This was originally published in the December 2012 issue of 'The Ulster Folk.' This is a highly edited version of a previous blog post, found here.
Northern Ireland is booming. ‘Our time, our place’ screams the slogan from every billboard, television and radio, not only across the province but also the UK and Ireland (a Dubliner recently told me he’s sick of hearing it). My question is who exactly is the ‘us’ of this slogan. Who’s time? Who’s place? The motivation behind redevelopments such as Victoria Square and Titanic Quarter along with future proposals such as Royal Exchange and the new University of Ulster appears to be either tourism or big business, the citizens of Belfast apparently not taken into account.
Belfast has never fully recovered from the conflict, still reading as a cultural waste-ground, and the current bout of redevelopment and investment doesn’t seem to be helping. But how did Belfast become a cultural void; forty years of ‘The Troubles’? A cursory look at the history of planning decisions in Belfast reveals it hasn’t all been caused by terrorism.
In the early 1960s Belfast was experiencing significant growth leading to a strained transport network. The Belfast Corporation developed a series of large-scale planning proposals including a massive urban motorway encircling the city core and a new urban masterplan. The timing of these plans corresponded with the beginning of ‘The Troubles,’ the explosion of violence resulting in a sharp decline in Belfast’s population and essentially rendering the proposals irrelevant.
Thanks to ongoing resistance from residents coupled with the escalation of violence the majority of these plans were shelved. However, a significant amount of the ‘slum clearance’ went ahead, as did phase one of the motorway; albeit in the altered sunken version of ‘The Westlink.’ These measures were enough to significantly blight inner north and west Belfast to this day, which a suspicious person may suggest was the intention of the plans in the first place in order to fragment these ‘troublesome communities.’
At the same time, due to co-ordinated paramilitary violence against businesses in the city, the infamous ‘ring of steel’ began to take shape around the city core. Beginning with informal military checkpoints on major routes, security measures intensified over the 1980s to the point where citizens who wanted to access central Belfast were made to queue up to pass through turnstyles in ten foot high steel walls, only being granted access once they had been frisked by military personnel. This led to a negation of ownership with regards to the city. The city centre was owned by someone else, be they military or paramilitary.

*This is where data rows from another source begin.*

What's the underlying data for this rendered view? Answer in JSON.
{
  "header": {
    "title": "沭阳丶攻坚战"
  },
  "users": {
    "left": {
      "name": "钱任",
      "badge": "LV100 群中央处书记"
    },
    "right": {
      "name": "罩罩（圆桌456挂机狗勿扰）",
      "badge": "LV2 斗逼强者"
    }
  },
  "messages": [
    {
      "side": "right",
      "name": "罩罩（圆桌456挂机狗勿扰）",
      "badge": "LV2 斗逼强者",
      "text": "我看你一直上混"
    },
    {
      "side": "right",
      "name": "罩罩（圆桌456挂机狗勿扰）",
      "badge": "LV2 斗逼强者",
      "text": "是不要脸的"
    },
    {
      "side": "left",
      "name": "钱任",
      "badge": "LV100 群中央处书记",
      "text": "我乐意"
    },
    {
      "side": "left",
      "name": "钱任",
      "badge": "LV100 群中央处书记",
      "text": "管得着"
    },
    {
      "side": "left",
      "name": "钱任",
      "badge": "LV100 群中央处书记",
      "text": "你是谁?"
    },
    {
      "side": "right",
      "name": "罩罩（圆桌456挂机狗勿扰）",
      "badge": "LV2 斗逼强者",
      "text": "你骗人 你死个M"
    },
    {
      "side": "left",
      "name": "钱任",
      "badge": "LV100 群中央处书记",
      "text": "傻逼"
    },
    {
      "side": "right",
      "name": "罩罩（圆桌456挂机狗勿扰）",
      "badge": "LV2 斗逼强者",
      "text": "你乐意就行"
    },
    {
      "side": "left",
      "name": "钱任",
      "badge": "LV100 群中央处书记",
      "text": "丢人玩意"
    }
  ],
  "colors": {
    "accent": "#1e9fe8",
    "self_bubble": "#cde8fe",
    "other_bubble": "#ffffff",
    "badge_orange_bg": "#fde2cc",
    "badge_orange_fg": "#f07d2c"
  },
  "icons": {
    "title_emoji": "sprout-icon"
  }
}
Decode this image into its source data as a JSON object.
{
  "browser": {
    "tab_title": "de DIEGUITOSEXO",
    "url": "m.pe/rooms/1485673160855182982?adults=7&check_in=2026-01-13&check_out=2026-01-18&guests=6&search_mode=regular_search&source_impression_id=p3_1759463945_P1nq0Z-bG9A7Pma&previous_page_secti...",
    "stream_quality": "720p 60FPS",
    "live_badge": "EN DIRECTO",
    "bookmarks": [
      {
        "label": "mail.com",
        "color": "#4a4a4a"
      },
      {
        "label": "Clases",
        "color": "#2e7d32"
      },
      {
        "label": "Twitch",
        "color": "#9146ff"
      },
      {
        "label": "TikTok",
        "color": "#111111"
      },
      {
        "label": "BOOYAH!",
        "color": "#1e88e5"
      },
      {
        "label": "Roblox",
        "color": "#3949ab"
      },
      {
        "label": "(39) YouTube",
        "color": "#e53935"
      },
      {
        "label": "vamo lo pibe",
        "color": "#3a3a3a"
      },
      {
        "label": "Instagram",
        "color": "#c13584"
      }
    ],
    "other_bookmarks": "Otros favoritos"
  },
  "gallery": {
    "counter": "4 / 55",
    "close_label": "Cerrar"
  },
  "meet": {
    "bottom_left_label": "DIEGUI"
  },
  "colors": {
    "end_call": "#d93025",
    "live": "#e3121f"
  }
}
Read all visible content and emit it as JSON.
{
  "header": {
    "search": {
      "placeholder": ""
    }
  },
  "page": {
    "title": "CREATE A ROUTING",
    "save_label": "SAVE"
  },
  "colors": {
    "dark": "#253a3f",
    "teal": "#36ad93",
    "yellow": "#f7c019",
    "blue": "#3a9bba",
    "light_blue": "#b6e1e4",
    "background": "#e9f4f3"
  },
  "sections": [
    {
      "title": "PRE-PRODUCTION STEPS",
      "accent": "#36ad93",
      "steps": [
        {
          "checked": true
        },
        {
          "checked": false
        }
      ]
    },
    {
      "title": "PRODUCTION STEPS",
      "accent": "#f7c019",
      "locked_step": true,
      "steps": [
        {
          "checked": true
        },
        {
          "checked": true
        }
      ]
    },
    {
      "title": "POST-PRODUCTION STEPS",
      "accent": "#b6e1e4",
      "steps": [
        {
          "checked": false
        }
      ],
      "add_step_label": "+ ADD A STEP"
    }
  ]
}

This removal of people from the city centre has created the cultural vacuum that is Belfast city centre today. The physical conflict has gradually died out since the ceasefires of the early 1990s, causing politicians to hail the success of the ‘peace process.’ The neutrality of the city centre, sterilised so as not to scare off investors, along with the segregation of inner city neighborhoods suggests that the conflict is far from gone.
In Belfast we are proud of our past, particularly with regards to shipbuilding and linen, yet the city centre is totally devoid of any official memorials or markers for the appalling atrocities committed in the past forty years. Oxford Street bus station, a building that became synonymous with ‘Bloody Friday,’ has been scoured from the street and replaced with an office complex. The gruesome descriptions from eyewitnesses on the ground that day are comparable to reports coming out of Kosovo and Syria in recent years. Yet this traumatic event goes unmarked, consisting only of individual memory and official documents.
A culturally empty urban centre is but a small problem, however, when we consider the memorials and plaques outside the city centre; each community choosing to memorialise specific events within their own areas. This causes misremembered and editorialised versions of these events to be passed down the generations, reinforcing the ‘us and them’ tradition. Local urban geographer Peter Shirlow describes this as “The criminilisation of the ‘other’ community and the failure to recognise suffering was endured within both communities...”
What we need is a meaningfully cultural city centre that goes beyond gaudy tourist attractions, glass shopping centres and the halcyon days of linen and shipbuilding and begins to speak of what we’ve been through, confronting us with how awful it was in our day to day civic engagements. This will enable us to move forwards and mark off how far we’ve come.
More than this, it will allow us to reclaim the city before someone else does.